Par une requête et un mémoire en réplique, enregistrés au secrétariat du contentieux du Conseil d'Etat le 27 août 2018 et le 8 février 2019, M. A...B...demande au Conseil d'Etat :

1°) d'annuler la décision du 5 avril 2018 par laquelle l'Agence française de lutte contre le dopage (AFLD) a prononcé à son encontre la sanction de l'interdiction de participer pendant deux ans aux manifestations sportives organisées ou autorisées par la Fédération française motonautique, la Fédération française du sport d'entreprise, la Fédération sportive et culturelle de France, la Fédération sportive et gymnique du travail et l'Union française des oeuvres laïques d'éducation physique ou, subsidiairement, de minorer la sanction infligée ;

2°) de mettre à la charge de l'Agence française de lutte contre le dopage une somme de 3 000 euros au titre de l'article L. 761-1 du code de justice administrative.

Vu les autres pièces du dossier ;

Vu :

- le code du sport ;

- l'ordonnance n° 2018-1178 du 19 décembre 2018 ;

- le décret n° 2016-1923 du 19 décembre 2016 ;

- le code de justice administrative ;

Après avoir entendu en séance publique :

- le rapport de M. Yves Doutriaux, conseiller d'Etat,

- les conclusions de Mme Sophie Roussel, rapporteur public.

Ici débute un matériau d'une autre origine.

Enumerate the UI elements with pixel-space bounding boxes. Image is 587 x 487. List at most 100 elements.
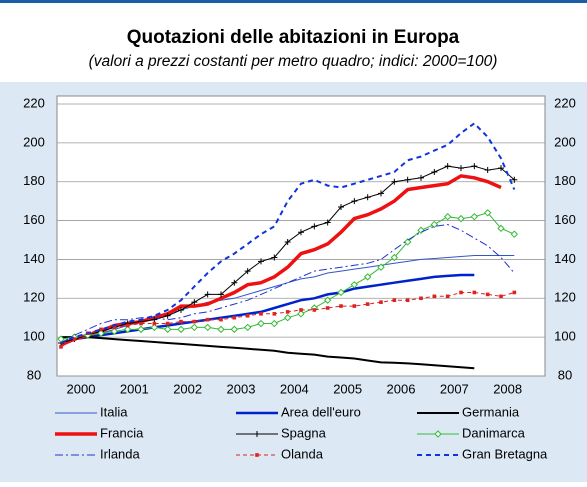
marker	[97, 329, 105, 337]
x-tick-label: 2006	[387, 381, 416, 396]
marker	[324, 219, 331, 226]
legend-label: Spagna	[281, 425, 327, 440]
y-tick-label: 80	[27, 367, 41, 382]
marker	[219, 317, 223, 322]
marker	[337, 288, 345, 297]
marker	[270, 319, 279, 328]
x-tick-label: 2002	[173, 381, 202, 396]
y-tick-label: 160	[23, 212, 45, 227]
marker	[444, 163, 451, 170]
marker	[299, 308, 303, 312]
legend-label: Francia	[100, 425, 144, 440]
x-tick-label: 2000	[67, 381, 96, 396]
marker	[245, 313, 250, 318]
plot-area	[56, 95, 546, 377]
y-tick-label: 220	[23, 95, 45, 110]
marker	[257, 319, 265, 328]
marker	[298, 229, 304, 236]
marker	[192, 319, 197, 324]
marker	[483, 209, 492, 217]
marker	[470, 212, 479, 221]
marker	[178, 306, 184, 313]
marker	[139, 321, 143, 326]
x-tick-label: 2007	[440, 381, 469, 396]
y2-tick-label: 220	[554, 95, 576, 110]
marker	[137, 325, 145, 334]
y-tick-label: 100	[23, 329, 45, 344]
x-tick-label: 2008	[493, 381, 522, 396]
x-tick-label: 2004	[280, 381, 309, 396]
marker	[511, 176, 518, 183]
marker	[338, 203, 344, 210]
marker	[285, 310, 290, 314]
marker	[364, 194, 371, 201]
marker	[217, 325, 225, 334]
legend-label: Danimarca	[462, 425, 526, 440]
marker	[391, 178, 398, 185]
marker	[297, 310, 305, 318]
marker	[392, 298, 397, 303]
marker	[243, 323, 252, 332]
marker	[99, 327, 103, 332]
marker	[271, 254, 278, 261]
marker	[204, 291, 211, 298]
marker	[205, 317, 210, 322]
series-line	[60, 273, 475, 345]
marker	[311, 223, 318, 230]
legend-label: Gran Bretagna	[462, 446, 548, 461]
x-tick-label: 2001	[120, 381, 149, 396]
marker	[405, 298, 410, 303]
marker	[230, 325, 239, 334]
marker	[403, 238, 412, 246]
marker	[352, 304, 357, 308]
marker	[123, 325, 132, 334]
marker	[164, 312, 171, 319]
series-line	[60, 223, 515, 344]
marker	[59, 345, 63, 349]
marker	[125, 323, 130, 328]
y2-tick-label: 180	[554, 173, 576, 188]
y-tick-label: 120	[23, 290, 45, 305]
marker	[379, 300, 383, 304]
marker	[457, 214, 465, 223]
marker	[165, 321, 170, 326]
marker	[418, 174, 424, 181]
marker	[417, 226, 425, 234]
marker	[431, 169, 438, 175]
y-tick-label: 200	[23, 134, 45, 149]
marker	[443, 212, 452, 221]
marker	[259, 312, 263, 316]
marker	[232, 315, 237, 320]
marker	[255, 453, 259, 457]
legend-label: Irlanda	[100, 446, 141, 461]
y-tick-label: 140	[23, 251, 45, 266]
marker	[110, 327, 119, 336]
marker	[471, 163, 478, 170]
marker	[512, 290, 517, 295]
marker	[472, 290, 477, 295]
marker	[258, 258, 264, 265]
marker	[351, 198, 358, 205]
legend-label: Germania	[462, 404, 520, 419]
marker	[497, 224, 505, 233]
marker	[350, 280, 359, 289]
marker	[190, 323, 199, 332]
chart-title: Quotazioni delle abitazioni in Europa	[127, 27, 460, 48]
marker	[203, 323, 212, 332]
marker	[498, 165, 504, 172]
legend-label: Olanda	[281, 446, 324, 461]
marker	[218, 291, 224, 298]
marker	[458, 165, 464, 172]
marker	[150, 323, 159, 332]
marker	[283, 314, 292, 322]
marker	[459, 290, 463, 295]
marker	[323, 296, 332, 304]
marker	[365, 302, 370, 306]
legend-label: Italia	[100, 404, 128, 419]
x-tick-label: 2005	[333, 381, 362, 396]
marker	[499, 294, 503, 299]
marker	[339, 304, 343, 308]
series-line	[61, 336, 475, 370]
marker	[419, 296, 423, 301]
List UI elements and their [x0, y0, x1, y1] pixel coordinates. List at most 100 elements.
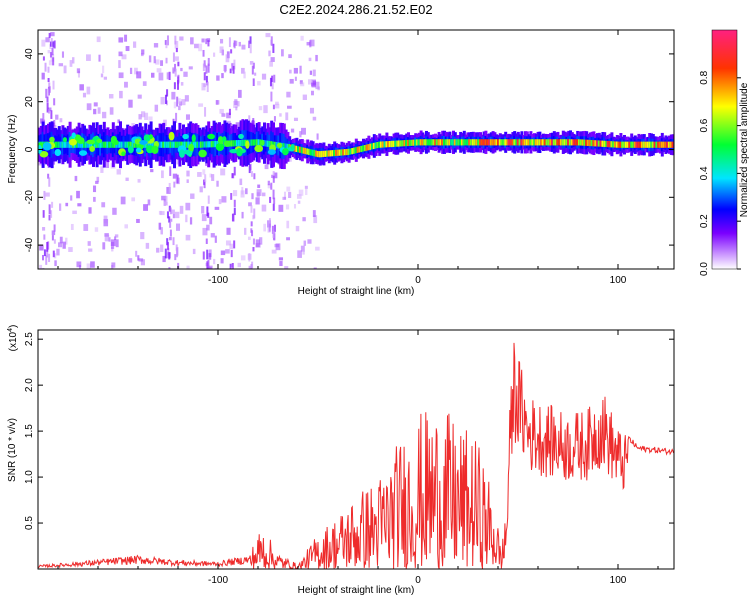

La parole ayant été donnée, avant et après les conclusions, à la SCP Foussard, Froger, avocat de M.B..., et à la SCP Matuchansky, Poupot, Valdelièvre, avocat de l'Agence française de lutte contre le dopage ;

Considérant ce qui suit :

1. Le 8 avril 2017 M. A...B...qui participait à la course de jet-ski intitulée " Karujet ", a fait l'objet à Petit-Bourg (Guadeloupe) d'un contrôle par l'Agence française de lutte contre le dopage dont les résultats ont fait ressortir la présence de prednisone et prednisolone, substances dites spécifiées, appartenant à la classe des glucocorticoïdes à des concentrations estimées à 533ng/ml et 141 ng/ml. Ces résultats lui ont été notifiés par lettre reçue le 13 juin 2017. Les résultats du contrôle de l'échantillon B auquel il avait été procédé à sa demande ont confirmé les résultats de la première analyse. Ils lui ont été notifiés par lettre reçue le 28 juillet 2017. A raison de ces faits, l'Agence française de lutte contre le dopage lui a infligé, le 5 avril 2018, la sanction de l'interdiction de participer pendant deux ans aux manifestations sportives organisées ou autorisées par la Fédération française motonautique, la Fédération française du sport d'entreprise, la Fédération sportive et culturelle de France, la Fédération sportive et gymnique du travail et l'Union française des oeuvres laïques d'éducation physique et de la publication d'un résumé de cette sanction par voie électronique pendant la durée de la sanction sur le site de l'Agence et aux bulletins des fédérations concernées et du ministère des sports. M. B...demande l'annulation de cette sanction.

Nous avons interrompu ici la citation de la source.